If you still feel the burn, ask a healthcare provider for another type of blood pressure medication or for a slow-release enteric-coated version of potassium.

Dietary supplements are minimally regulated by the FDA and may or may not be suitable for you. The effects of supplements vary from person to person and depend on many variables, including type, dosage, frequency of use, and interactions with current medications. Please speak with your healthcare provider or pharmacist before starting any supplements.
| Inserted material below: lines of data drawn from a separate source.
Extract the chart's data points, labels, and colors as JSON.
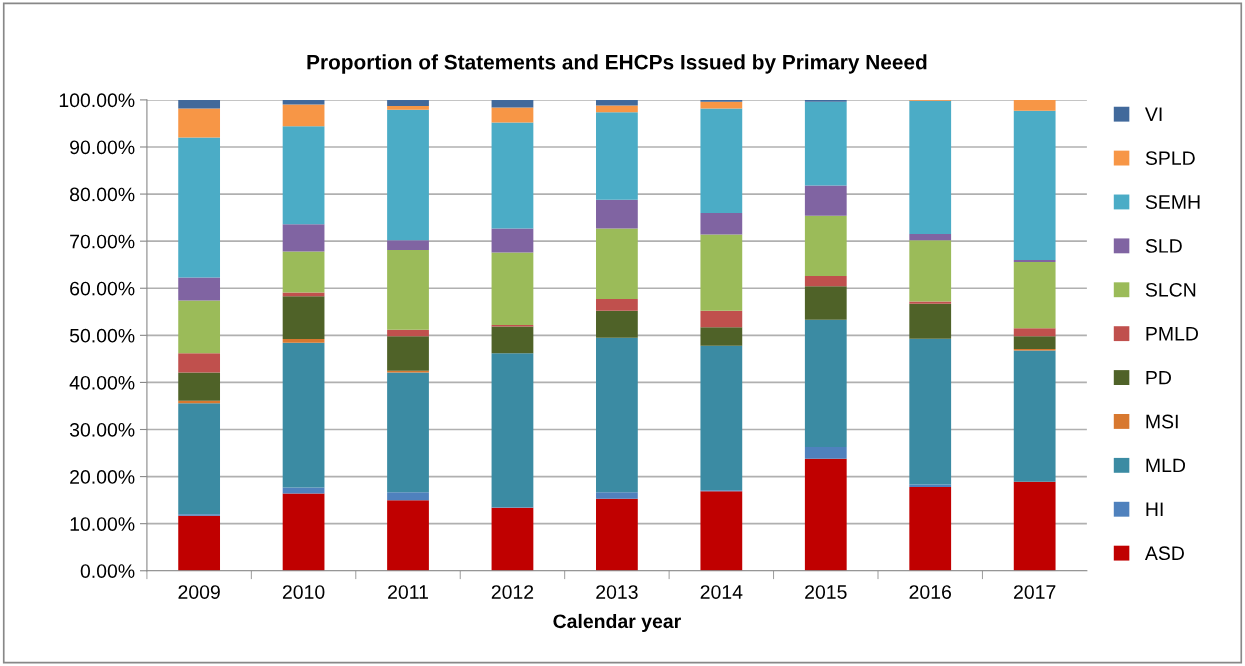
{
  "chart_data": {
    "type": "bar",
    "stacked": true,
    "title": "Proportion of Statements and EHCPs Issued by Primary Neeed",
    "xlabel": "Calendar year",
    "categories": [
      "2009",
      "2010",
      "2011",
      "2012",
      "2013",
      "2014",
      "2015",
      "2016",
      "2017"
    ],
    "series": [
      {
        "name": "ASD",
        "color": "#c00000",
        "values": [
          11.7,
          16.4,
          15.0,
          13.4,
          15.3,
          16.9,
          23.8,
          17.8,
          18.9
        ]
      },
      {
        "name": "HI",
        "color": "#4f81bd",
        "values": [
          0.3,
          1.3,
          1.7,
          0.1,
          1.4,
          0.2,
          2.5,
          0.5,
          0
        ]
      },
      {
        "name": "MLD",
        "color": "#3b8ba3",
        "values": [
          23.6,
          30.7,
          25.4,
          32.7,
          32.8,
          30.7,
          27.0,
          31.0,
          27.9
        ]
      },
      {
        "name": "MSI",
        "color": "#d8782f",
        "values": [
          0.5,
          0.8,
          0.4,
          0,
          0,
          0,
          0,
          0,
          0.3
        ]
      },
      {
        "name": "PD",
        "color": "#4f6228",
        "values": [
          6.0,
          9.1,
          7.3,
          5.7,
          5.7,
          3.9,
          7.1,
          7.4,
          2.7
        ]
      },
      {
        "name": "PMLD",
        "color": "#c0504d",
        "values": [
          4.1,
          0.8,
          1.4,
          0.3,
          2.5,
          3.5,
          2.2,
          0.5,
          1.7
        ]
      },
      {
        "name": "SLCN",
        "color": "#9bbb59",
        "values": [
          11.2,
          8.7,
          16.9,
          15.4,
          15.0,
          16.2,
          12.8,
          13.0,
          14.1
        ]
      },
      {
        "name": "SLD",
        "color": "#8064a2",
        "values": [
          4.9,
          5.8,
          2.1,
          5.1,
          6.1,
          4.6,
          6.4,
          1.3,
          0.4
        ]
      },
      {
        "name": "SEMH",
        "color": "#4bacc6",
        "values": [
          29.7,
          20.8,
          27.7,
          22.5,
          18.6,
          22.2,
          17.8,
          28.3,
          31.7
        ]
      },
      {
        "name": "SPLD",
        "color": "#f79646",
        "values": [
          6.2,
          4.6,
          0.8,
          3.2,
          1.4,
          1.4,
          0,
          0.2,
          2.3
        ]
      },
      {
        "name": "VI",
        "color": "#41699b",
        "values": [
          1.8,
          1.0,
          1.3,
          1.6,
          1.2,
          0.4,
          0.4,
          0,
          0
        ]
      }
    ],
    "ylim": [
      0,
      100
    ],
    "yticks": [
      {
        "value": 0,
        "label": "0.00%"
      },
      {
        "value": 10,
        "label": "10.00%"
      },
      {
        "value": 20,
        "label": "20.00%"
      },
      {
        "value": 30,
        "label": "30.00%"
      },
      {
        "value": 40,
        "label": "40.00%"
      },
      {
        "value": 50,
        "label": "50.00%"
      },
      {
        "value": 60,
        "label": "60.00%"
      },
      {
        "value": 70,
        "label": "70.00%"
      },
      {
        "value": 80,
        "label": "80.00%"
      },
      {
        "value": 90,
        "label": "90.00%"
      },
      {
        "value": 100,
        "label": "100.00%"
      }
    ],
    "grid": "y",
    "legend": "right"
  }
}
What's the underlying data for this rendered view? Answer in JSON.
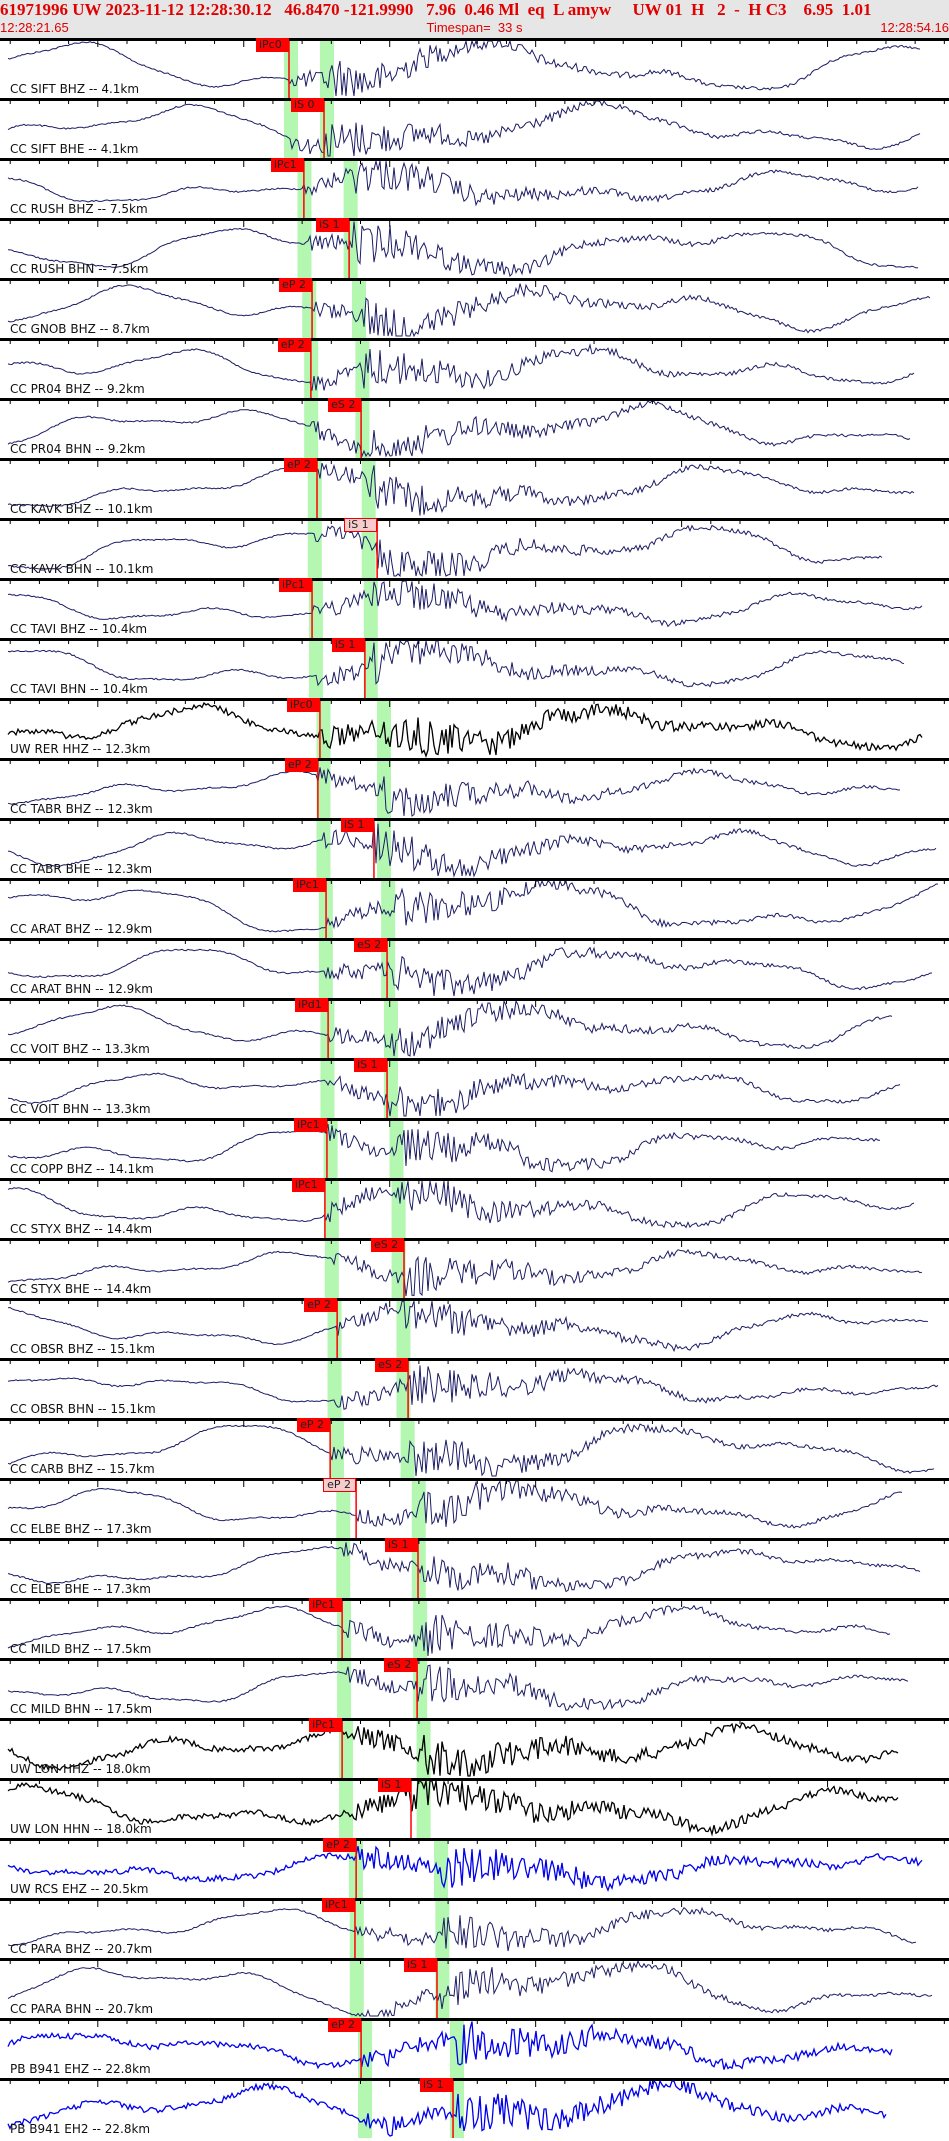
{
  "header": {
    "title": "61971996 UW 2023-11-12 12:28:30.12   46.8470 -121.9990   7.96  0.46 Ml  eq  L amyw     UW 01  H   2  -  H C3    6.95  1.01",
    "start_time": "12:28:21.65",
    "timespan": "Timespan=  33 s",
    "end_time": "12:28:54.16"
  },
  "time_axis": {
    "start_sec": 21.65,
    "end_sec": 54.16,
    "minute": "12:28",
    "minor_tick_s": 1,
    "major_tick_s": 5
  },
  "colors": {
    "header_text": "#e00000",
    "header_bg": "#e6e6e6",
    "pick": "#ff0000",
    "window": "#b3f7b0",
    "trace_default": "#1c1c66",
    "trace_black": "#000000",
    "trace_blue": "#0000ee"
  },
  "traces": [
    {
      "label": "CC SIFT BHZ -- 4.1km",
      "dist": 4.1,
      "color": "navy",
      "pick": {
        "phase": "iPc0",
        "t_sec": 31.55
      }
    },
    {
      "label": "CC SIFT BHE -- 4.1km",
      "dist": 4.1,
      "color": "navy",
      "pick": {
        "phase": "iS 0",
        "t_sec": 32.75
      }
    },
    {
      "label": "CC RUSH BHZ -- 7.5km",
      "dist": 7.5,
      "color": "navy",
      "pick": {
        "phase": "iPc1",
        "t_sec": 32.06
      }
    },
    {
      "label": "CC RUSH BHN -- 7.5km",
      "dist": 7.5,
      "color": "navy",
      "pick": {
        "phase": "iS 1",
        "t_sec": 33.61
      }
    },
    {
      "label": "CC GNOB BHZ -- 8.7km",
      "dist": 8.7,
      "color": "navy",
      "pick": {
        "phase": "eP 2",
        "t_sec": 32.34
      }
    },
    {
      "label": "CC PR04 BHZ -- 9.2km",
      "dist": 9.2,
      "color": "navy",
      "pick": {
        "phase": "eP 2",
        "t_sec": 32.3
      }
    },
    {
      "label": "CC PR04 BHN -- 9.2km",
      "dist": 9.2,
      "color": "navy",
      "pick": {
        "phase": "eS 2",
        "t_sec": 34.02
      }
    },
    {
      "label": "CC KAVK BHZ -- 10.1km",
      "dist": 10.1,
      "color": "navy",
      "pick": {
        "phase": "eP 2",
        "t_sec": 32.51
      }
    },
    {
      "label": "CC KAVK BHN -- 10.1km",
      "dist": 10.1,
      "color": "navy",
      "pick": {
        "phase": "iS 1",
        "t_sec": 34.57,
        "weak": true
      }
    },
    {
      "label": "CC TAVI BHZ -- 10.4km",
      "dist": 10.4,
      "color": "navy",
      "pick": {
        "phase": "iPc1",
        "t_sec": 32.34
      }
    },
    {
      "label": "CC TAVI BHN -- 10.4km",
      "dist": 10.4,
      "color": "navy",
      "pick": {
        "phase": "iS 1",
        "t_sec": 34.15
      }
    },
    {
      "label": "UW RER HHZ -- 12.3km",
      "dist": 12.3,
      "color": "black",
      "pick": {
        "phase": "iPc0",
        "t_sec": 32.61
      }
    },
    {
      "label": "CC TABR BHZ -- 12.3km",
      "dist": 12.3,
      "color": "navy",
      "pick": {
        "phase": "eP 2",
        "t_sec": 32.54
      }
    },
    {
      "label": "CC TABR BHE -- 12.3km",
      "dist": 12.3,
      "color": "navy",
      "pick": {
        "phase": "iS 1",
        "t_sec": 34.46
      }
    },
    {
      "label": "CC ARAT BHZ -- 12.9km",
      "dist": 12.9,
      "color": "navy",
      "pick": {
        "phase": "iPc1",
        "t_sec": 32.82
      }
    },
    {
      "label": "CC ARAT BHN -- 12.9km",
      "dist": 12.9,
      "color": "navy",
      "pick": {
        "phase": "eS 2",
        "t_sec": 34.91
      }
    },
    {
      "label": "CC VOIT BHZ -- 13.3km",
      "dist": 13.3,
      "color": "navy",
      "pick": {
        "phase": "iPd1",
        "t_sec": 32.89
      }
    },
    {
      "label": "CC VOIT BHN -- 13.3km",
      "dist": 13.3,
      "color": "navy",
      "pick": {
        "phase": "iS 1",
        "t_sec": 34.91
      }
    },
    {
      "label": "CC COPP BHZ -- 14.1km",
      "dist": 14.1,
      "color": "navy",
      "pick": {
        "phase": "iPc1",
        "t_sec": 32.85
      }
    },
    {
      "label": "CC STYX BHZ -- 14.4km",
      "dist": 14.4,
      "color": "navy",
      "pick": {
        "phase": "iPc1",
        "t_sec": 32.78
      }
    },
    {
      "label": "CC STYX BHE -- 14.4km",
      "dist": 14.4,
      "color": "navy",
      "pick": {
        "phase": "eS 2",
        "t_sec": 35.49
      }
    },
    {
      "label": "CC OBSR BHZ -- 15.1km",
      "dist": 15.1,
      "color": "navy",
      "pick": {
        "phase": "eP 2",
        "t_sec": 33.2
      }
    },
    {
      "label": "CC OBSR BHN -- 15.1km",
      "dist": 15.1,
      "color": "navy",
      "pick": {
        "phase": "eS 2",
        "t_sec": 35.63
      }
    },
    {
      "label": "CC CARB BHZ -- 15.7km",
      "dist": 15.7,
      "color": "navy",
      "pick": {
        "phase": "eP 2",
        "t_sec": 32.96
      }
    },
    {
      "label": "CC ELBE BHZ -- 17.3km",
      "dist": 17.3,
      "color": "navy",
      "pick": {
        "phase": "eP 2",
        "t_sec": 33.85,
        "weak": true
      }
    },
    {
      "label": "CC ELBE BHE -- 17.3km",
      "dist": 17.3,
      "color": "navy",
      "pick": {
        "phase": "iS 1",
        "t_sec": 35.97
      }
    },
    {
      "label": "CC MILD BHZ -- 17.5km",
      "dist": 17.5,
      "color": "navy",
      "pick": {
        "phase": "iPc1",
        "t_sec": 33.37
      }
    },
    {
      "label": "CC MILD BHN -- 17.5km",
      "dist": 17.5,
      "color": "navy",
      "pick": {
        "phase": "eS 2",
        "t_sec": 35.94
      }
    },
    {
      "label": "UW LON HHZ -- 18.0km",
      "dist": 18.0,
      "color": "black",
      "pick": {
        "phase": "iPc1",
        "t_sec": 33.37
      }
    },
    {
      "label": "UW LON HHN -- 18.0km",
      "dist": 18.0,
      "color": "black",
      "pick": {
        "phase": "iS 1",
        "t_sec": 35.73
      }
    },
    {
      "label": "UW RCS EHZ -- 20.5km",
      "dist": 20.5,
      "color": "blue",
      "pick": {
        "phase": "eP 2",
        "t_sec": 33.85
      }
    },
    {
      "label": "CC PARA BHZ -- 20.7km",
      "dist": 20.7,
      "color": "navy",
      "pick": {
        "phase": "iPc1",
        "t_sec": 33.81
      }
    },
    {
      "label": "CC PARA BHN -- 20.7km",
      "dist": 20.7,
      "color": "navy",
      "pick": {
        "phase": "iS 1",
        "t_sec": 36.62
      }
    },
    {
      "label": "PB B941 EHZ -- 22.8km",
      "dist": 22.8,
      "color": "blue",
      "pick": {
        "phase": "eP 2",
        "t_sec": 34.02
      }
    },
    {
      "label": "PB B941 EH2 -- 22.8km",
      "dist": 22.8,
      "color": "blue",
      "pick": {
        "phase": "iS 1",
        "t_sec": 37.17
      }
    }
  ]
}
How To Reduce Heartburn Risk

Along with talking to a healthcare provider about alternative medications that don't cause heartburn, there are many lifestyle changes that can reduce or prevent heartburn. Incorporating these changes into your daily routine may help:

  • Not lying down within a few hours of eating a meal or taking medication
  • Eating smaller meals
  • Losing weight if needed
  • Avoiding tight-fitting clothes

There are also a number of foods and drinks for you to avoid that can trigger heartburn. They include:

  • Alcohol
  • Carbonated drinks
  • Citrus fruits and juices
  • Caffeine (including chocolate)
  • Full-fat dairy products
  • Mint (e.g., peppermint, spearmint)
  • Spicy, fatty, or fried foods
  • Tomatoes and tomato sauces

Also, take medications with water and, if it's okay to do so, with food. Check with a healthcare provider for each medication to make sure that food doesn't intervene with how the medications are absorbed in your body. Additionally, you don't want to change or stop any medications without talking with a healthcare provider first.

A Quick Review

One cause of heartburn can be medications, such as antibiotics, sleeping pills, and bone-strengthening drugs. If you're taking any medicines that may be giving you heartburn, talk with a healthcare provider about other treatment options.

You can also help reduce or prevent heartburn with lifestyle changes, like not wearing tight-fitting clothes or avoiding foods and drinks that trigger heartburn. But seek medical attention if you still have heartburn issues that won't let up.